Hey Ytsirk - I'm sorry your IR toy isn't working. I'm not sure about the IR LED they used, I haven't seen one myself. You should be able to swap in any LED without a problem.
Out of curiosity, what is the value on resistor R5, right above the transistor?
No problem, it'll take a 5 min fix with a soldering iron. Everything else works great!
Label and multimeter put R5 at 100Ω. PCB layout says it's supposed to be 1k doesn't it?
For most emitters, yes, but with the seeeed emitter there was a problem passing self test and the resistor had to changed to 100ohms for the manufactured version. I'm not sure about the emitter they used or why it behaves differently (or why it was cheaper than a simple IR LED like I used in the prototype)....
I'm really glad you have the 100ohm resistor though, because it would have meant production error and that ruins my holiday weekend :)

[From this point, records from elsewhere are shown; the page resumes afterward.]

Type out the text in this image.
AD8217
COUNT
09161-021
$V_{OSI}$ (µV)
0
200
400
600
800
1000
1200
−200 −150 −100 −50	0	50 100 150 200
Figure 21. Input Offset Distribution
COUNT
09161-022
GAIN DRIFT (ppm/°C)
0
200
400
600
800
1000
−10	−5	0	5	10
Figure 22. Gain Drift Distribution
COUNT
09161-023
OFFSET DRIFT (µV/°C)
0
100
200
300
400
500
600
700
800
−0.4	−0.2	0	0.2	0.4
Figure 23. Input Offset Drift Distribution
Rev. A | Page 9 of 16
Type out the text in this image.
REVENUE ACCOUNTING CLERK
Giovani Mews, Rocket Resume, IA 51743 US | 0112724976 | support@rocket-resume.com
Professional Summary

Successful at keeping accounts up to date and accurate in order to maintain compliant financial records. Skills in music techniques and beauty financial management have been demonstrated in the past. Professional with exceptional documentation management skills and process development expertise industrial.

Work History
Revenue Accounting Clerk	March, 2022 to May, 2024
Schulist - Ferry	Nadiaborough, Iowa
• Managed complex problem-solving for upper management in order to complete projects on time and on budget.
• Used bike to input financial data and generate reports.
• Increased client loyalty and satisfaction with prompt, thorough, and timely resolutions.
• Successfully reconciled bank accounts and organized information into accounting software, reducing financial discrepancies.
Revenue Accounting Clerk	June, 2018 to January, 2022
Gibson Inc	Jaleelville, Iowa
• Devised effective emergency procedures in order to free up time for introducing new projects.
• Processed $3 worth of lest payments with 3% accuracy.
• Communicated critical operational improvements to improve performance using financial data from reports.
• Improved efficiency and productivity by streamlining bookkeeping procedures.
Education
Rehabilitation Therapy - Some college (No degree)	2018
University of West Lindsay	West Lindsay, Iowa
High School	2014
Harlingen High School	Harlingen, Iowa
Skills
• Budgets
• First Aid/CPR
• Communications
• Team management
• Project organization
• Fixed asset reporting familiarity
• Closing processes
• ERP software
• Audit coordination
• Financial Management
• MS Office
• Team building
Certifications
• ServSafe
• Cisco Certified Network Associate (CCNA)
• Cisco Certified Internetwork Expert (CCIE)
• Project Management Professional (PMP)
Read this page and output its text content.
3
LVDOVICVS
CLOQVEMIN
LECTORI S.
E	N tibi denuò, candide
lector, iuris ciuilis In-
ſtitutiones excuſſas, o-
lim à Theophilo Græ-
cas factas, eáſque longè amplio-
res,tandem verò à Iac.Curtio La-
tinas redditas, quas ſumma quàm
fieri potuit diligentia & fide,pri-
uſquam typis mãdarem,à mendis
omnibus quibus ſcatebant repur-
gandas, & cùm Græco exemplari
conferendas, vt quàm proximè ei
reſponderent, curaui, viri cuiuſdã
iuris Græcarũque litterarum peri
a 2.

So, I'm hoping this isn't going to upset your weekend. Perhaps its an isolated incident, but in the process of swapping out the LED, I decided on a whim to throw it in backwards and sure enough it started firing. So, it seems mine was installed backwards. There is a tab on the metal sleeve around the LED that seemed to match up with the silkscreen on the PCB, but either it's on the wrong side of my LED or it's wrong on the silkscreen.
I'm sorry about the backwards LED. It's weird that it would pass the self-test at the factory if the LED was backwards. We'll have to wait to see if there are other reports of the same problem. I double checked the schematic and it is technically correct, but that doesn't mean the LEDs they used had the tab on the cathode instead of the anode.
It doesn't look good. I got the LED part number from Seeed, SFH480. Attached is the diagram from the datasheet. For this part the tab indicates the cathode, but for other parts it indicates the anode. This is opposite the silkscreen (not that the silk should be determining how anything is done in manufacturing, the schematic and board files should be used for that).
I'm awaiting confirmation from Seeed, and will post instructions on how to proceed shortly. I apologize for the inconvenience and for not getting this right.
Posted: http://dangerousprototypes.com/2010/04/ ... -1-defect/ (http://dangerousprototypes.com/2010/04/05/usb-ir-toy-preorder-1-defect/)
Again, my sincerest apologies for the inconvenience caused, and thank you for locating the defect.